Like most people (with exeception of perhaps a certain soon to retire President), I am deeply saddened and angered by the carnage and mayhem in the Middle East. I thus feel that maybe a quick look at how all this started could shed some light on why it is happening and how we can stop it. Please note that this is not a doctoral dissertation on the Middle Eastern conflict, it is merely an observation from afar.
In the 19th century, the land of Palestine had a multi-racial population of 86% Muslim, 10% Christians and 4% Jewish living in peace. However, in the late 1800s, a group called the Zionists, after rejecting alternative locations in South America and Africa, decided to colonise this land for the Jewish people.
The ancestors of many Gazans used to live in the country now called Israel. Prior to 1948, this country called Israel does not exist. On 2nd November 1917 the British government issued the Balfour Declaration from the foreign secretary Arthur J. Balfour in the form of a letter to a British Zionist leader (Lord Rothschild) promising the establishment of a Jewish state in Palestine. What right did the British government have to grant the establishment of a Jewish state in Palestine?
The refusal of the British government to grant Palestine independence as well as the large scale Jewish immigration beginning in 1922 culminated in a rebellion and strikes in 1937. This continued until after WWII.
In 1947, the British government gave up and passed the problem to the UN. The UN proposed to split the land called Palestine into two independent states i.e. Israel and Arab Palestine. But the Palestinian Arab state never came into being but instead, resulting from the 1948 war, the Israeli state occupied 77 per cent of the territory of Palestine, destroying more than 500 towns and villages and expelling most of the indigenous Palestinian population. It is estimated that more than 700,000 Palestinians were made refugees in 1948. Israel also occupied the larger part of Jerusalem while Jordan and Egypt occupied the other parts of the territory initially assigned by the partition resolution (Ref: http://www.un.org/Depts/dpa/ngo/history.html).

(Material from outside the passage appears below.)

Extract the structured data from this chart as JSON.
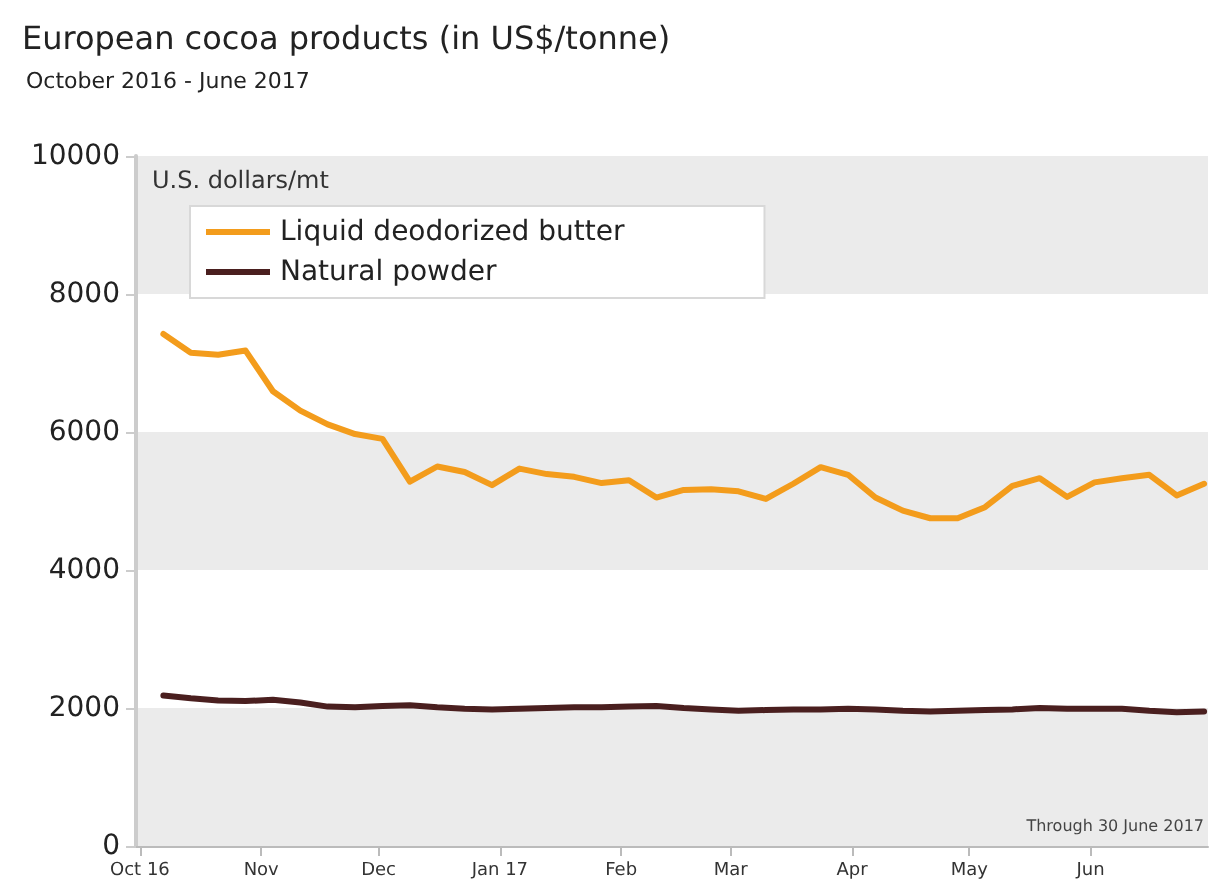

It was noted by some researchers that in the 1948 war, Zionist forces outnumbered the Arab and Palestinian forces three to two. It is also interesting to note that the Arab armies entered the conflict only after Zionist forces had committed 16 massacres, including the grisly massacre of over 100 men, women, and children at Deir Yassin lead by future Israeli Prime Minister Menachem Begin (Ref: http://www.ifamericansknew.org/history/).
The Arab states refused to recognise the Jewish state and wars broke out in 1956, 1967, 1973 & 1982. The number of Palestinian refugees at the moment is estimated to be around 4 million. Former Israeli Prime Minister Golda Meir once said, “There is no such thing as a Palestinian.”

Many see the Israeli attacks on the Gaza Strip in December 2008 as a justifiable retaliation to Hamas’ rocket attacks. Some even commented that if Hamas did not launch any rockets into Israel, the IDF would not need to retaliate. My answer is – the existence of Hamas, Hezbollah and PLO are due to Israel's illegal occupation of Palestinian land; expulsion of Palestinians from their ancestral homes and denying them basic necessities like food and medical supplies by laying siege over the refugee settlements. If there was no Israel, there would be no need for Hamas to exist.